Miller even slaps the label of overachievers on this year's Red Elephants squad, something's that's easy to understand after so many key players had to be replaced this season, none bigger than middle linebacker A.J. Johnson who this week was named a Freshman First Team All-SEC selection this year at the University of Tennessee.

Looking back, Miller says the biggest thing that Gainesville got out of this season was its 35-21 win against then No. 1 and back-to-back defending state champion Sandy Creek in the state quarterfinal round in Gainesville.

That win meant more for Miller in the big picture in the sense that it gave the program a defining victory. In the past, he felt like the program was a bit stuck in a pattern where it won games it was supposed to win and lose those it was expected to lose.

Maybe not anymore.

"When we beat Sandy Creek, people were so excited and the kids really thought they were going to win it all," Miller said.

In the Red Elephants' playoff run they topped a particularly challenging first-round opponent from Dalton, then a pesky Monroe-Albany in the second round.

After the defining victory against Sandy Creek, Gainesville fell short against Burke County last Friday in the state semifinals.

"I think Monroe-Albany had the best defense we faced all year," Miller said. "And Buford and Burke County were the best on offense."

Getting so close to a state championship left Miller feeling even a bit more of a resolve to pull home a state title in the future.

"We're still hungry," he said.

With Watson just a rising junior, Miller has a host of seniors for next year's team that will lead the way.

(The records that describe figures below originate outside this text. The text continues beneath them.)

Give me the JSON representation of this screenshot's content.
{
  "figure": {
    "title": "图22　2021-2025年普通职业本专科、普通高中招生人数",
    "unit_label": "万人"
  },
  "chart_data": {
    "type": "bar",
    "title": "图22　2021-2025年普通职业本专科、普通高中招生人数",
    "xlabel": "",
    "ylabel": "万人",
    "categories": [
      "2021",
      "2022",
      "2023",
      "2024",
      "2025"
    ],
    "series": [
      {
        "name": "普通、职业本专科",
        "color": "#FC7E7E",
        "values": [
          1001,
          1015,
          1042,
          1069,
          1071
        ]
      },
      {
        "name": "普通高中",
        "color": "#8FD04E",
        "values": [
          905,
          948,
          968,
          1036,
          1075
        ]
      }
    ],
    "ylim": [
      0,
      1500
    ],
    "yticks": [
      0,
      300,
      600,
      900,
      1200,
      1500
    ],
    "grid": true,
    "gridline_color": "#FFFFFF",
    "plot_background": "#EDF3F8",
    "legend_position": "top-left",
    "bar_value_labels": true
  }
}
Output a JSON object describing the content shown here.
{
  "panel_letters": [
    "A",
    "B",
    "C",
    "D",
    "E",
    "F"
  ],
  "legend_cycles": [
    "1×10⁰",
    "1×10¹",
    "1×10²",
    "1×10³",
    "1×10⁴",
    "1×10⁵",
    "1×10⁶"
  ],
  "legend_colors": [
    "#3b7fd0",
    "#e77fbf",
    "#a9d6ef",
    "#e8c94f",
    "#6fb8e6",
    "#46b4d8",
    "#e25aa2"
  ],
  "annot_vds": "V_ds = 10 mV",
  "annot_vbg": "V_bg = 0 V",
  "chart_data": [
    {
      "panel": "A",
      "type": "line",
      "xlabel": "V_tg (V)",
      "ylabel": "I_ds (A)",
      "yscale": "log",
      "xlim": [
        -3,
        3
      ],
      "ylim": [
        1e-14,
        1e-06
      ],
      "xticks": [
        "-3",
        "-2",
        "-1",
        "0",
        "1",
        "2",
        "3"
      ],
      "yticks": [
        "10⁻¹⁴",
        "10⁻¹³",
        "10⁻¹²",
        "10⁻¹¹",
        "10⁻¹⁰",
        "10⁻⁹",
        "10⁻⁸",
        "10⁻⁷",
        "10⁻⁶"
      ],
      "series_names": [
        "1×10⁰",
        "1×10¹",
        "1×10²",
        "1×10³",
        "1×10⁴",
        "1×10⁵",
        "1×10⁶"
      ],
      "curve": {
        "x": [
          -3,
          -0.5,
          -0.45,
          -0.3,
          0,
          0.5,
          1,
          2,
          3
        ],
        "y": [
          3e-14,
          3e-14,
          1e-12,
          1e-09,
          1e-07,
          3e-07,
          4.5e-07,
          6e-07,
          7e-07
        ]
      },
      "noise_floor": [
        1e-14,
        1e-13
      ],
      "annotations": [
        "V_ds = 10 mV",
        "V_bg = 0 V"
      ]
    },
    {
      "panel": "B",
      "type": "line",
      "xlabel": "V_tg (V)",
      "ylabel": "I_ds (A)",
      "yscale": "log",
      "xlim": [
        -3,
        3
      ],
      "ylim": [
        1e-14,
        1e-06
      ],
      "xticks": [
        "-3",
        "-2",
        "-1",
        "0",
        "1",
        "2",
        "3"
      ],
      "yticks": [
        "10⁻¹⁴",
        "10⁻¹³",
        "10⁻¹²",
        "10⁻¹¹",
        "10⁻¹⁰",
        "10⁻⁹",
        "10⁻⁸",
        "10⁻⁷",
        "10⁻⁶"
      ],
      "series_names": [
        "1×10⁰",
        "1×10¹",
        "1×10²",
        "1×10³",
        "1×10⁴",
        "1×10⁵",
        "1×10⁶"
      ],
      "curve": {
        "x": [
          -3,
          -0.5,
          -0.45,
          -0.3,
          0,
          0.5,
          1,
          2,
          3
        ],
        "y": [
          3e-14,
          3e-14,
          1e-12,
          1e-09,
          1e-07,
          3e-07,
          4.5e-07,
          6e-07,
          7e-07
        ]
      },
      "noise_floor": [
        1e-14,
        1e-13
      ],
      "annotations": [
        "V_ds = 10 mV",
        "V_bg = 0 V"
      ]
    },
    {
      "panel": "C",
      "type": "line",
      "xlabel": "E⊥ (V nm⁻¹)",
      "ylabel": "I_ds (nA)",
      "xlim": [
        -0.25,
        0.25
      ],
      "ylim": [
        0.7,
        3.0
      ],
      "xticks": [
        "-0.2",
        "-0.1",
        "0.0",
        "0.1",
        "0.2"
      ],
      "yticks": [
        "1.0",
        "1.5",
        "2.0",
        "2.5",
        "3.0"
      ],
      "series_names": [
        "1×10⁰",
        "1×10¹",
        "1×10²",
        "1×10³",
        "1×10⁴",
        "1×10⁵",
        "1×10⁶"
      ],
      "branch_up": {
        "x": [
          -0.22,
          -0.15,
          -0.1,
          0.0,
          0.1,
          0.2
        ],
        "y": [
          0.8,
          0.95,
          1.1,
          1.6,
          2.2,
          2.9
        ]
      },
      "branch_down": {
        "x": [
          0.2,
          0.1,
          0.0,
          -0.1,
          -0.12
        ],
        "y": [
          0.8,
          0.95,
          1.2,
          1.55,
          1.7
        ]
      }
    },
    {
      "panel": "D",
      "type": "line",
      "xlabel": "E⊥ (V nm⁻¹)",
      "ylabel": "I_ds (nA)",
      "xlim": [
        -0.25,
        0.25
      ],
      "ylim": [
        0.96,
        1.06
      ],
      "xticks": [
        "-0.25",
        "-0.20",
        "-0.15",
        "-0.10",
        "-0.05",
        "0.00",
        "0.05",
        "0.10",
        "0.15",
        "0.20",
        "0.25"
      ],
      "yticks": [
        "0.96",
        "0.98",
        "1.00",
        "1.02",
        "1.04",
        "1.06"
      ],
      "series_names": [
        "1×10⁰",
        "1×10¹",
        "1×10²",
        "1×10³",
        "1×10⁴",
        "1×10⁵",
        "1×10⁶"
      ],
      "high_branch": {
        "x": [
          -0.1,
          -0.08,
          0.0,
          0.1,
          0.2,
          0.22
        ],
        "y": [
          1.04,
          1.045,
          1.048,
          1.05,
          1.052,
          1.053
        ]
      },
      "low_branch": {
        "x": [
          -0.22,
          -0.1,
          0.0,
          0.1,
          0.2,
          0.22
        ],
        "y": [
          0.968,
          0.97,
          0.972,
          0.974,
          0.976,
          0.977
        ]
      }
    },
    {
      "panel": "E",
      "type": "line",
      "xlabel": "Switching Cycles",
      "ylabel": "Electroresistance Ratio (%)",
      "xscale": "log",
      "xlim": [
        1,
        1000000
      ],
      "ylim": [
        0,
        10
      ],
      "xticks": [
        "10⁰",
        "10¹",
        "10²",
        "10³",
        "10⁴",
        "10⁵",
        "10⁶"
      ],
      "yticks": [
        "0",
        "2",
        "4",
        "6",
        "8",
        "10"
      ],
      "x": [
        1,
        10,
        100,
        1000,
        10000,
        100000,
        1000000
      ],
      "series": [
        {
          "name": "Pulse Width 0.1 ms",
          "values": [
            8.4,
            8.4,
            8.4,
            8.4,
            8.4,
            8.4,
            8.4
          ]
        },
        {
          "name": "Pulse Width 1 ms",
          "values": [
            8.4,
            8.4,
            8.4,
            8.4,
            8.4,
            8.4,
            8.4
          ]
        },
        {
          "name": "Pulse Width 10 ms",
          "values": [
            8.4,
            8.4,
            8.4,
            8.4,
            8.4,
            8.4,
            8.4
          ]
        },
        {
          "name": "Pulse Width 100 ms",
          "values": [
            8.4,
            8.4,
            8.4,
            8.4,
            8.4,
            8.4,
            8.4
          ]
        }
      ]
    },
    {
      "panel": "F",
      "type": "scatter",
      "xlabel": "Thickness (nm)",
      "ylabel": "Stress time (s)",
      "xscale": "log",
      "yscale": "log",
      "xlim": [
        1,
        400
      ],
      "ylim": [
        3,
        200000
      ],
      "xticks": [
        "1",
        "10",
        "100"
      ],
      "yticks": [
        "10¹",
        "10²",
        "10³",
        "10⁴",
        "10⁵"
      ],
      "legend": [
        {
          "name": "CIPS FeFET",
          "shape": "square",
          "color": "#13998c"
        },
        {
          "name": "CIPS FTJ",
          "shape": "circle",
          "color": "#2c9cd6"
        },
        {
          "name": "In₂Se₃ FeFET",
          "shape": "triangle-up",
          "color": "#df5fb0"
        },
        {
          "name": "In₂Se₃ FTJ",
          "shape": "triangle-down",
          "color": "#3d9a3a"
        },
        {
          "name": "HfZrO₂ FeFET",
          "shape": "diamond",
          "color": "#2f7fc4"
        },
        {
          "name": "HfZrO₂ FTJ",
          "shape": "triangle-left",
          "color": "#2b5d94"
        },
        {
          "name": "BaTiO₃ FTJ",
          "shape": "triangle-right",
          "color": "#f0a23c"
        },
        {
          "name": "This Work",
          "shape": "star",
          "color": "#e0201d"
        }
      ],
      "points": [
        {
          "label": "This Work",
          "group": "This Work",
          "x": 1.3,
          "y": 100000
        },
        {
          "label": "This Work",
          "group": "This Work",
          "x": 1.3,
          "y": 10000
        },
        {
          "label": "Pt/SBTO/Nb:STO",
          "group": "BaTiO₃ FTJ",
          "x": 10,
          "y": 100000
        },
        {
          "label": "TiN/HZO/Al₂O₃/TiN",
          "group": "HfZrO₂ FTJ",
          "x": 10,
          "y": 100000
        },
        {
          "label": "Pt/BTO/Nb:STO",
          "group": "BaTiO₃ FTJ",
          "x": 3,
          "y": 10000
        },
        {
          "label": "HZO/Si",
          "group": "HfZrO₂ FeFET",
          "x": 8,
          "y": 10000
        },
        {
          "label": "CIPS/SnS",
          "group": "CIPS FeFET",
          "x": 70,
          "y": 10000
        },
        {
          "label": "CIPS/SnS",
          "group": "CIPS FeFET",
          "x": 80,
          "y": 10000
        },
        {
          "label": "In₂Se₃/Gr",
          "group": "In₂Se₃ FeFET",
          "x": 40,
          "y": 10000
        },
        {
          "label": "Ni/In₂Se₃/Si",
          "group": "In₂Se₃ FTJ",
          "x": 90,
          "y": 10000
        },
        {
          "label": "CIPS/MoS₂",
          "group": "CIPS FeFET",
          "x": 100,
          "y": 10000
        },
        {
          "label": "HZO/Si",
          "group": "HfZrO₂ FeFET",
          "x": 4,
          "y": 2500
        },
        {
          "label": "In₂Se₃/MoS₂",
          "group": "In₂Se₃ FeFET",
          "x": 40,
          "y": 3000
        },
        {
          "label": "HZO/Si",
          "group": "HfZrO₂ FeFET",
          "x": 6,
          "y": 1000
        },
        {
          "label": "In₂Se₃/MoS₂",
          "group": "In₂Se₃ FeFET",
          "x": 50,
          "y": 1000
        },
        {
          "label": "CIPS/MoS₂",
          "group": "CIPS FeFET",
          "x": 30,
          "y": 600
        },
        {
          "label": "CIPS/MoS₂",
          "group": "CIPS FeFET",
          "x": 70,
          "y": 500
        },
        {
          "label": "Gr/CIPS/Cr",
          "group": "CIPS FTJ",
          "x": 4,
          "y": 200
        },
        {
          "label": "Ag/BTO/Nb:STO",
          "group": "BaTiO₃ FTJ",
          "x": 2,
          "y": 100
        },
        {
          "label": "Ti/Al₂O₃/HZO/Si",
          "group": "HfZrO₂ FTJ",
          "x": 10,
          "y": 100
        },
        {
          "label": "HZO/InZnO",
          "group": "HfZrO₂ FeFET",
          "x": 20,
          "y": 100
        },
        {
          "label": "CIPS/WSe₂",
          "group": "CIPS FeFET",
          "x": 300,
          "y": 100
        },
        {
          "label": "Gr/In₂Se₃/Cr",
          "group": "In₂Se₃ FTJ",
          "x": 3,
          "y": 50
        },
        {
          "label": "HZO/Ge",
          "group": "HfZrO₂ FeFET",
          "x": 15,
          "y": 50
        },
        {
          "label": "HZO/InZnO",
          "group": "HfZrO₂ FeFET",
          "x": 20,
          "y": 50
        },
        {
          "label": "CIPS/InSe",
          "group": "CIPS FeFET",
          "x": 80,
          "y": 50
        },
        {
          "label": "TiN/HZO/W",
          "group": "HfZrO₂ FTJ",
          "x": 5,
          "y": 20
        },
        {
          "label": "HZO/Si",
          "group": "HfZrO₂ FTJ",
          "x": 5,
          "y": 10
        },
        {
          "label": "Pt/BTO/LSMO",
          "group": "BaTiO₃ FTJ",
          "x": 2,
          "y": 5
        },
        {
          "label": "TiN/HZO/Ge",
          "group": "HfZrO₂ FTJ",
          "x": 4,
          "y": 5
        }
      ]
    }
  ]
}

Wide receiver Caleb Hayman (6-foot-3, 200 pounds) came off the bench in the playoffs and scored a pair of touchdowns in both the Sandy Creek and Burke County games.

"I think that Caleb's really the next one to take off," Miller said.

Joining Hayman at wide receiver next season are Tray Harrison, Justin Cantrell and Lahius Leverette, all rising seniors.

Then on defense with safety Fred Payne, linebackers Devan Stringer and Michael Pittman, and Damian Grayson on the defensive line all coming back, it should remain in solid shape.

The only big question for Gainesville for the immediate future is the offensive line with Chase England, the starting center, the only player on its two-deep coming back next year.

Miller says the feeder system for Gainesville football is as strong as ever with an eighth grade program that's lost just one game in the past four years.